Luis traveled through Mexico on board the train. He was only 16 years old and all by himself, “it was terrifying” he remembers. Alex made the trip with a cousin when he was 19, and expresses similar feelings. Both the young men seem content with their current situation, they are happy there is a lot of work to do, because that means money. But Erika, after 9 years in the U.S. still dreams of returning home and enjoying the fruit of the hard-work she has put here.

Perhaps a possible deportation weighs heavier on a mother of three, especially when two of them are American citizens and could get separated from her permanently if taken by Child Protection Services.

Alex expresses another kind of fear, that of social and economic failure.

He sees alcohol and drugs, “el vicio”, as the main reason his family members have been ruined, it is very likely one of the reasons he looks so serious when he says he does not drink.

She was on her way to Progreso, a sewing factory was hiring woman and she desperately needed the job, but her sister’s phone call reached and stopped her before. Her sister lived in the United States, owned a restaurant in Brooklyn, and wanted her to come to America. She had already put together a plan, so it was Espinal’s decision to stay or go.

At that time, Espinal was 28 years old, she had three children, no one to provide for them, and no food to put on the table. Three days after her sister’s phone call she gave her sons and daughter to one of her five siblings, promised she would provide for them, and started a long journey to get to the U.S. It took her 25 days to get from San Pedro Sula, the city where she had grown and lost her both parents at the age of 20, to the US-Mexican border.

At the border, a coyote helped her cross the Río Bravo on a canoe-like raft. After crossing them 15 strangers into Texas, the smuggler went back from where he had come, leaving them all by themselves in the deserted wilderness.

At a certain point people gave up hope, and swam their way back into Mexico. If no one was coming it wasn’t worth risking their lives in the desert, but Jaky and three others decided to wait. Not being able to swim, she didn’t have much of an option but to sit amid the bushes and hope someone would eventually show up. They waited for three nights and four days, drinking water from tiny puddles, starving, freezing.

At the fourth day, they decided to swim back before it was too late, but not Jaky. However, before leaving her alone, they accompanied her to a nearby dirt road, then they parted ways. Jaki’s instinct was to pray a Padre Nuestro, and walk. After some miraculously brief 15 minutes she spotted a small cluster of houses. She was saved.
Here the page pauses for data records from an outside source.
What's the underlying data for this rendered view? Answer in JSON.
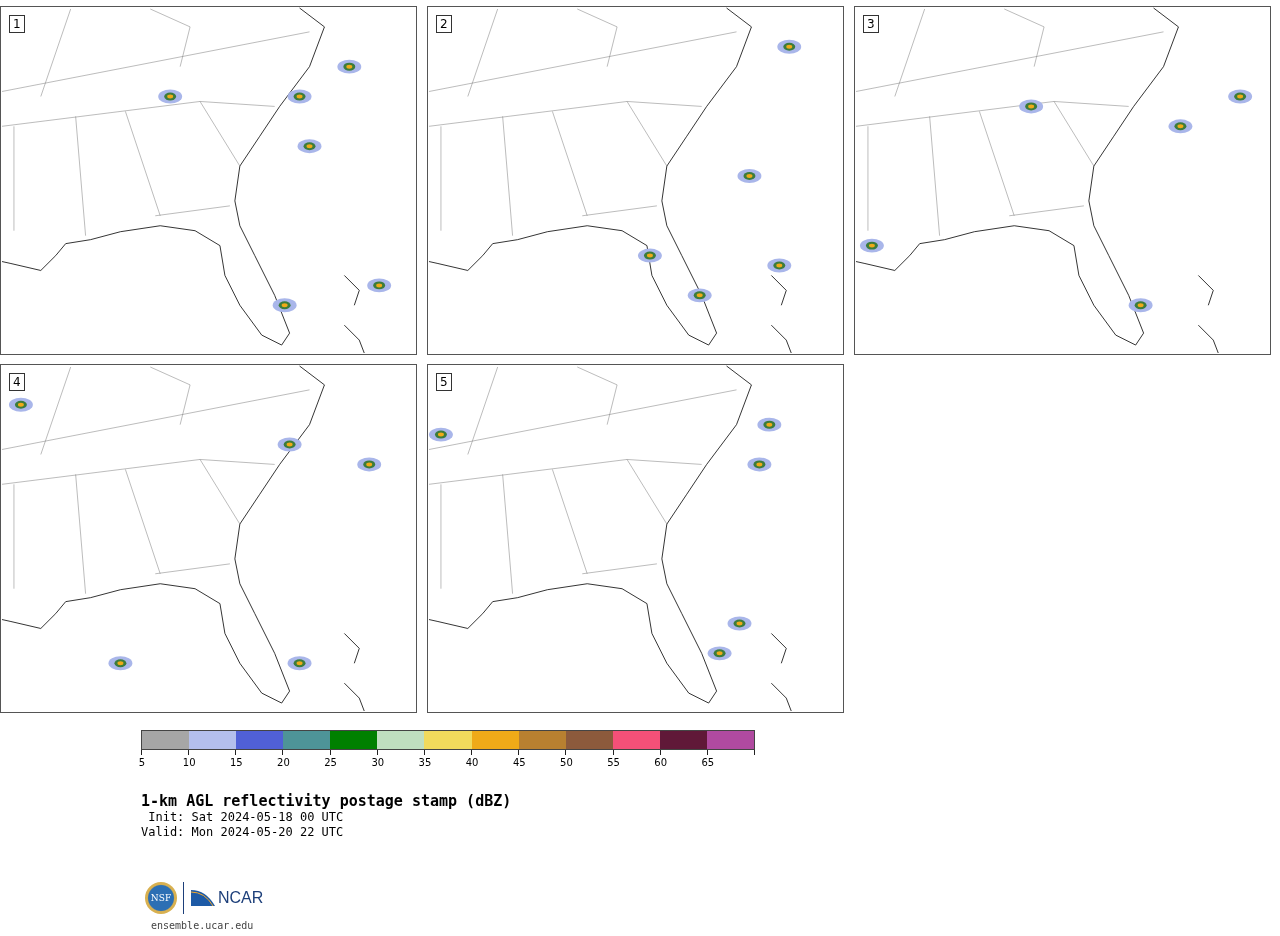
{
  "panels": [
    {
      "label": "1"
    },
    {
      "label": "2"
    },
    {
      "label": "3"
    },
    {
      "label": "4"
    },
    {
      "label": "5"
    }
  ],
  "colorbar": {
    "segments": [
      {
        "color": "#a6a6a6",
        "label": "5"
      },
      {
        "color": "#b4bfec",
        "label": "10"
      },
      {
        "color": "#5060d6",
        "label": "15"
      },
      {
        "color": "#4e9498",
        "label": "20"
      },
      {
        "color": "#008000",
        "label": "25"
      },
      {
        "color": "#c0dfc0",
        "label": "30"
      },
      {
        "color": "#f1da5c",
        "label": "35"
      },
      {
        "color": "#f0aa18",
        "label": "40"
      },
      {
        "color": "#b88030",
        "label": "45"
      },
      {
        "color": "#8c5a3c",
        "label": "50"
      },
      {
        "color": "#f55078",
        "label": "55"
      },
      {
        "color": "#601838",
        "label": "60"
      },
      {
        "color": "#b04aa0",
        "label": "65"
      }
    ]
  },
  "title": "1-km AGL reflectivity postage stamp (dBZ)",
  "init": " Init: Sat 2024-05-18 00 UTC",
  "valid": "Valid: Mon 2024-05-20 22 UTC",
  "logos": {
    "nsf": "NSF",
    "ncar": "NCAR"
  },
  "website": "ensemble.ucar.edu"
}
At one of those houses she called her sister. They even drove her to Houston where her sister arranged someone to finally pick her up and take her to New York, where she now lives.

It’s been 8 years since that rough journey. She has work now, at her sister’s restaurant, La Perla del Ulua, and sends money to her three children, but she misses them much. One of the boys is now 17, the other will be 12 soon, and her daughter is only 11. She wishes to see them again, but it is difficult due to her legal status. If she had $12,000 she would bring them through a smuggler, despite everything that happened to her; her longing for family reunion is bigger than anything.

The Garifuna are an Afro-Caribbean people that settled in the western coasts of Central America after the British expelled them from Saint Vincent and Trinidad and Tobago in the early nineteenth century. Then, in the mid twentieth century, during the post-war economic boom some migrated to New York City. Nobody knows exactly how many of them there are today, because census data registers them as Hondurans, not as ethnic Garifuna. Some community leaders estimate 100,000 living in New York, but it is hard to say.

Lisa talks about the discrimination she has faced for being from African descend, non heterosexual, and once an undocumented immigrant that crossed Mexico. While she came fleeing poverty and violence in her country, she has now gain legal refugee status, another proof of her resourceful nature and capacity of leadership. She talks about how she has surmounted obstacles to become the community leader she is today.